Resposta da questão 7: 
 [B] 
 
Para Platão, a percepção da beleza no mundo sensível estaria 
relacionada à uma maior reminiscência do mundo das ideias 
puras, onde a beleza existiria em sua forma plena. Dessa 
forma, algumas almas seriam mais aptas a perceberem a 
beleza que, em sua forma pura, transcende o mundo 
sensível. 
 
Resposta da questão 8: 
 [D] 
 
Os objetos, segundo Platão, existem de forma perfeita no 
mundo das ideias.
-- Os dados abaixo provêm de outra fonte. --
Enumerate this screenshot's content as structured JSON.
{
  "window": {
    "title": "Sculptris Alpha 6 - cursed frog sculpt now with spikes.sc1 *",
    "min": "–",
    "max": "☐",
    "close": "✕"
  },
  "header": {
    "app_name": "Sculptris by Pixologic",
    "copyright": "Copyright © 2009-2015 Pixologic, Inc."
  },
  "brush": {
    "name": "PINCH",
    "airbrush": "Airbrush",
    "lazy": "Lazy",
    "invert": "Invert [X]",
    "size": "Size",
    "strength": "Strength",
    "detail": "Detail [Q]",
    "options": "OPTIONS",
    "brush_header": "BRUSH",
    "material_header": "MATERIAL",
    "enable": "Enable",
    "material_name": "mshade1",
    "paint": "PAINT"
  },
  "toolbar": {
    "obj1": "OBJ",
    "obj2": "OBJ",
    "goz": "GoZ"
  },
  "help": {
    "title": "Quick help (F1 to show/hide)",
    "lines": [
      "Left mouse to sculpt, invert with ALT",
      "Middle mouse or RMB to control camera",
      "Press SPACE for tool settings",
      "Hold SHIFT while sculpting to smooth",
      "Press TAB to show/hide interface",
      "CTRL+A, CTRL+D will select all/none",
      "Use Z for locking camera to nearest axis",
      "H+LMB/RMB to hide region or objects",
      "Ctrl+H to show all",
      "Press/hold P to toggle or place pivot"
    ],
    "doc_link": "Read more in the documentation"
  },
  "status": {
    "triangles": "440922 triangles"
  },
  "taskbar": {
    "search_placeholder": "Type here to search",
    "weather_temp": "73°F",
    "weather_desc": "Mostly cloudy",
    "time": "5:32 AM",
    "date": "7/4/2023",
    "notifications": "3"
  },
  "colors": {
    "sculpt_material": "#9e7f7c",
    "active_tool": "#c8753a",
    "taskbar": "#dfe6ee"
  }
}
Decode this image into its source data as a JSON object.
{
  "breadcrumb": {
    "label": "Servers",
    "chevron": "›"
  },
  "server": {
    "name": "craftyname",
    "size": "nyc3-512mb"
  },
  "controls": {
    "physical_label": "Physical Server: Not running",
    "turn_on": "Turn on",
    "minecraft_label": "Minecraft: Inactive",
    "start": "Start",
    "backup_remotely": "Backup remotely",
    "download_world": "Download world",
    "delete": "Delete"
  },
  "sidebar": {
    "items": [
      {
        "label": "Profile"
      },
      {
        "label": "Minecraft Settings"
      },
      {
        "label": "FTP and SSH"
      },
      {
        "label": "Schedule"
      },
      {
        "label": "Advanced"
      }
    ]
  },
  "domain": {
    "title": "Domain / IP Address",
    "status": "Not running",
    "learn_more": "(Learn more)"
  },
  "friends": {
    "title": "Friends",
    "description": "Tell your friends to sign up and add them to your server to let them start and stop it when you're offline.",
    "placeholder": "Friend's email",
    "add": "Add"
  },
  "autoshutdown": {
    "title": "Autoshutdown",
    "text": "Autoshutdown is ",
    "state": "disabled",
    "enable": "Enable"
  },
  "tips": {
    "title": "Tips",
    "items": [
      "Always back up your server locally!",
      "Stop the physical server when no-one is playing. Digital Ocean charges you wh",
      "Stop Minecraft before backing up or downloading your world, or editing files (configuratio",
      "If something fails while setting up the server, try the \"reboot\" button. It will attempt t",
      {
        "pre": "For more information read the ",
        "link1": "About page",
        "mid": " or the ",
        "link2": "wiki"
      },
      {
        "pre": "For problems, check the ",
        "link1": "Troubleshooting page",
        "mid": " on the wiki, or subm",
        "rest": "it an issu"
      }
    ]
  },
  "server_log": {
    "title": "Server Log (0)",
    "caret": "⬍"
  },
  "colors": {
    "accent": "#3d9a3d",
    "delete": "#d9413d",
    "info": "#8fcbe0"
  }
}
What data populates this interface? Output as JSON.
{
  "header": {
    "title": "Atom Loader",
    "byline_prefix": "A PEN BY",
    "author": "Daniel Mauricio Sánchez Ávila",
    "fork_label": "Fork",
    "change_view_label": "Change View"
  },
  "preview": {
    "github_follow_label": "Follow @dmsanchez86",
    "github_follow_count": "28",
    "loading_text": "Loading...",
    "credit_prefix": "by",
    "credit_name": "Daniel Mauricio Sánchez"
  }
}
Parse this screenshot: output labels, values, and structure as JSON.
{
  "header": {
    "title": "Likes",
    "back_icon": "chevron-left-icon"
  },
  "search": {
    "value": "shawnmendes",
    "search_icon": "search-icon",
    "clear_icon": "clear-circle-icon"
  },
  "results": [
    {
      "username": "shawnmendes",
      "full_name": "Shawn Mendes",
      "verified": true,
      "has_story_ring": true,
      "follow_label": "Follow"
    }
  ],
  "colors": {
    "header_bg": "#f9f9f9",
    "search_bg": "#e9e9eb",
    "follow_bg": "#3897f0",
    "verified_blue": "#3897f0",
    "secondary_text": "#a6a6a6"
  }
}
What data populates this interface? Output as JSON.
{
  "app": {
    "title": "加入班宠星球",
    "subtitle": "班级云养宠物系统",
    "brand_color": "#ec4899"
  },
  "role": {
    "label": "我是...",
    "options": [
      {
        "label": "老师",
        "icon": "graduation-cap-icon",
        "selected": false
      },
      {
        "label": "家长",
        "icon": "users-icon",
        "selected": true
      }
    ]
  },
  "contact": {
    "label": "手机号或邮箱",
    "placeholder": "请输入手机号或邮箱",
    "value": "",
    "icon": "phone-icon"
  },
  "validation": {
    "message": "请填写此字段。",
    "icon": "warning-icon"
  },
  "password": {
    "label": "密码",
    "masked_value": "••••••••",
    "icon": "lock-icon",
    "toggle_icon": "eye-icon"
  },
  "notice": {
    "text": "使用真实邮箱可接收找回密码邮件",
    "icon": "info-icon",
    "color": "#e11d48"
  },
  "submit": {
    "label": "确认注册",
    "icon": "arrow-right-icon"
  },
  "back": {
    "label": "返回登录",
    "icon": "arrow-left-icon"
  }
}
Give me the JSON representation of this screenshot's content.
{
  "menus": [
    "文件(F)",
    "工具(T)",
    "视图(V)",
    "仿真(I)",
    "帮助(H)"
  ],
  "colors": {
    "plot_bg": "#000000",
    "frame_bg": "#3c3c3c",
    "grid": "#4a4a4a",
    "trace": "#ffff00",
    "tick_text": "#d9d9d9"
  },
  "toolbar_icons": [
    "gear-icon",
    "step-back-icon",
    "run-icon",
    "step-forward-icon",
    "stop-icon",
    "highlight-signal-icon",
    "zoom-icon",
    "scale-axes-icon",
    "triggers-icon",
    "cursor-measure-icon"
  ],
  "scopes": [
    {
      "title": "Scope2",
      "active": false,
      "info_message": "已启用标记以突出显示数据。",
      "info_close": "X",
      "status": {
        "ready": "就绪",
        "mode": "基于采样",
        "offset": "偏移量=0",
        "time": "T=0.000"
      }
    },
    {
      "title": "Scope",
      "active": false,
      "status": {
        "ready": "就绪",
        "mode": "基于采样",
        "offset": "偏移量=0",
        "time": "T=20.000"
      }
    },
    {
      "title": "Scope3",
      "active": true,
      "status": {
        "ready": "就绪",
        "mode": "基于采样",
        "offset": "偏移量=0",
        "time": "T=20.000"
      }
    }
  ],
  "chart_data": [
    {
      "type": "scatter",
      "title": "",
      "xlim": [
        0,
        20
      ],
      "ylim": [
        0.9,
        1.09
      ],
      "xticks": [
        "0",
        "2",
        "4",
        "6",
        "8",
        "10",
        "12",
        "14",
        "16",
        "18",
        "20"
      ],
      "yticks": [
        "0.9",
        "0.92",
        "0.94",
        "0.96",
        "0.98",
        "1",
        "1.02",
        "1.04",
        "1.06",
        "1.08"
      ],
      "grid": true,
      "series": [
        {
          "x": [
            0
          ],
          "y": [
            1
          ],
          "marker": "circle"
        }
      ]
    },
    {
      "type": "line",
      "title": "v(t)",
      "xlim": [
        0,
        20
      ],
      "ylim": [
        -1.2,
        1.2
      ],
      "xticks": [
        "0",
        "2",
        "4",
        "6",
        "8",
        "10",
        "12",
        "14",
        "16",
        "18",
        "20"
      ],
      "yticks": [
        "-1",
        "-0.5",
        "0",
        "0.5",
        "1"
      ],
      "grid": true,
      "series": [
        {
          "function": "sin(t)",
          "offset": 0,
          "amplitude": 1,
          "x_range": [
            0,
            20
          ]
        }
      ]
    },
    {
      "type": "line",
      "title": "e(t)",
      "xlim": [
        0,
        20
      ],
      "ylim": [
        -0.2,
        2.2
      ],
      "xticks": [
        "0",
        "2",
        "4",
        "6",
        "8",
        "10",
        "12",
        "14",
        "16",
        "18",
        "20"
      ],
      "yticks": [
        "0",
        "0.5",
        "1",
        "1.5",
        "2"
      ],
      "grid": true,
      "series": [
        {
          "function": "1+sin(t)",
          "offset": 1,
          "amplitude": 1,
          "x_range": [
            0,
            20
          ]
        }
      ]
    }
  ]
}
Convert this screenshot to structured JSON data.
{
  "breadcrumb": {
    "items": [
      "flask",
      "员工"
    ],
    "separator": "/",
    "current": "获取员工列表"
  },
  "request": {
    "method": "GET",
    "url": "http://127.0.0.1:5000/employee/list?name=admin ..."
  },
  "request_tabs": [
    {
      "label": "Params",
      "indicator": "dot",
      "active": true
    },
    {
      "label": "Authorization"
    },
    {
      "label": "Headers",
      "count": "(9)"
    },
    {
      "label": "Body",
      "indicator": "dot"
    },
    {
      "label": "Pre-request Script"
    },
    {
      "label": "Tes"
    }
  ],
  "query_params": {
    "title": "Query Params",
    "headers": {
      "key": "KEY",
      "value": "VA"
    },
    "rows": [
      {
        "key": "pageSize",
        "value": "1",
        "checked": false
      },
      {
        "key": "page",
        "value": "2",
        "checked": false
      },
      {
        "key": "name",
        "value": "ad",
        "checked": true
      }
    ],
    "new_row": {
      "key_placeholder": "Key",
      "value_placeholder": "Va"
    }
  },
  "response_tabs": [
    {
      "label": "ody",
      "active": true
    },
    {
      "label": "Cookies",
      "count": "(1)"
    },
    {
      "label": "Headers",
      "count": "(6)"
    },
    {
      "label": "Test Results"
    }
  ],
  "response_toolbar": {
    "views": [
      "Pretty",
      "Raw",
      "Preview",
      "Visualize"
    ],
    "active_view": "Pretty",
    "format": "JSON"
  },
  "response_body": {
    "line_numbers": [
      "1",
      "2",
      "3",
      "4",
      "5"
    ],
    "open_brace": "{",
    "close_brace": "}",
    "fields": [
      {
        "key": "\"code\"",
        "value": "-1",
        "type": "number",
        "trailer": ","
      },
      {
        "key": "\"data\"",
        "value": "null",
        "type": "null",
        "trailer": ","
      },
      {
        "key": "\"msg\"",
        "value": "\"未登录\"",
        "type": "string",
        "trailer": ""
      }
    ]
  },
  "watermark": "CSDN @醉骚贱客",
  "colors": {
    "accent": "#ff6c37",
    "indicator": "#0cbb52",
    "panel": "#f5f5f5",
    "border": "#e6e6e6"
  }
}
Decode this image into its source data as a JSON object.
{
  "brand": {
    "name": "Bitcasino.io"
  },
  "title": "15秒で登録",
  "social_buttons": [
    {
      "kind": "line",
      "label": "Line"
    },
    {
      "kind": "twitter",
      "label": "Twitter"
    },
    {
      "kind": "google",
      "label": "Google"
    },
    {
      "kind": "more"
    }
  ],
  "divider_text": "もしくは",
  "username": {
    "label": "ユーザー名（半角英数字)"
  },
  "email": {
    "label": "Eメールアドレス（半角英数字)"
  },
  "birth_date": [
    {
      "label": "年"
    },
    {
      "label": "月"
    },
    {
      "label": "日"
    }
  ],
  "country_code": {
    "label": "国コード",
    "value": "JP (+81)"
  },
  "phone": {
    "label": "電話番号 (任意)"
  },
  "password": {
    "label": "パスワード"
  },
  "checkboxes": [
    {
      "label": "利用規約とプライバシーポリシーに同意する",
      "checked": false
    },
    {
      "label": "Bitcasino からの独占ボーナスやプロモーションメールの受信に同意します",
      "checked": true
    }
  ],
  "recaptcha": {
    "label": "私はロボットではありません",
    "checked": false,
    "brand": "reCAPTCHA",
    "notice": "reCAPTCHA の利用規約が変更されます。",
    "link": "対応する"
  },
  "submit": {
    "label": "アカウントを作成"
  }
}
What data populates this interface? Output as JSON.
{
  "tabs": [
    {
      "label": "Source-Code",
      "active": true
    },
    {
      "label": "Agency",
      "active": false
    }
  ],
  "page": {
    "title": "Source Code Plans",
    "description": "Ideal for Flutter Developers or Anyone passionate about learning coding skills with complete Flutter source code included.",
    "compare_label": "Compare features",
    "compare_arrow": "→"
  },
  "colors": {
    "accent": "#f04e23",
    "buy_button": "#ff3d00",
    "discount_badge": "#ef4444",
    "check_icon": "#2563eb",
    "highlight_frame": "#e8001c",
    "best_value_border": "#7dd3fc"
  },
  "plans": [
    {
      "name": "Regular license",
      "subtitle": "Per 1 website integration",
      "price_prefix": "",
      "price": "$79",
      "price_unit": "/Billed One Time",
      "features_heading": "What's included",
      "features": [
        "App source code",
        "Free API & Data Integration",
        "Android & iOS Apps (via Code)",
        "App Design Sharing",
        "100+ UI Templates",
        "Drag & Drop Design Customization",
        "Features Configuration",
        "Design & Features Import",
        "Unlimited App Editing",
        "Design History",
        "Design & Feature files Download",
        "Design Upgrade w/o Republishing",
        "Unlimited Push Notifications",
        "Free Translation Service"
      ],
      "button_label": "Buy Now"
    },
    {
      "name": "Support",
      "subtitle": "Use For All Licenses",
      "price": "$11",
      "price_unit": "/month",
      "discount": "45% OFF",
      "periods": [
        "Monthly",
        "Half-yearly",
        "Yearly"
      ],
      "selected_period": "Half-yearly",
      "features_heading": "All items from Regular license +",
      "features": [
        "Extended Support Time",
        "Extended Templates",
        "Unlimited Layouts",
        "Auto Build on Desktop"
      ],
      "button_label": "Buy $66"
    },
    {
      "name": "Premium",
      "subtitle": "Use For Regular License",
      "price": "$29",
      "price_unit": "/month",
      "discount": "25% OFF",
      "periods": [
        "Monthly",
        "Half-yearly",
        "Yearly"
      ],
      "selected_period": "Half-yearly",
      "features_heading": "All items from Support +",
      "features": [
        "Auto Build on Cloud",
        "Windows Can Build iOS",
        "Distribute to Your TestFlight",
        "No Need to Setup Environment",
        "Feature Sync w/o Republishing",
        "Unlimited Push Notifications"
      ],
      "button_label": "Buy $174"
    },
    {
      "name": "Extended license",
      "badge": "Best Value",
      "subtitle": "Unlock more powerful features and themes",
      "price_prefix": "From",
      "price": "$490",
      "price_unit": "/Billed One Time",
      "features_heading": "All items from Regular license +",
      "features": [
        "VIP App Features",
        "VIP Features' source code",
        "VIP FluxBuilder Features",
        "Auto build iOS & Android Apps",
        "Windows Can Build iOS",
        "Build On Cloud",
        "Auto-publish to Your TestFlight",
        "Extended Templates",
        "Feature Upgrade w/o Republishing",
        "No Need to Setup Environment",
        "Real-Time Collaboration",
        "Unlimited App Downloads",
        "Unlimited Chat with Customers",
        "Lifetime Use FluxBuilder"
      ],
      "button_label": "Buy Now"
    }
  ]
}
Assim, tudo aquilo que vemos e sentimos 
são coisas que têm correspondência a algo que existe nesse 
plano. 
 
Resposta da questão 9: 
 [D] 
 
A alegoria descrita no texto remete à ideia do amor como 
uma busca permanente pela completude, ou pela “parte que 
falta” para reestabelecer o “todo” original da alma. Assim, o 
amor seria o desejo daquilo que não se tem, uma falta 
constituinte do ser humano. 
 
Resposta da questão 10: 
 [E] 
 
A alegoria da caverna de Platão expressa uma concepção do 
processo de conhecimento no qual o indivíduo deveria 
superar as aparências ilusórias do mundo sensível para 
chegar às verdades puras, apenas disponíveis no mundo das 
ideias e alcançáveis através da reflexão filosófica.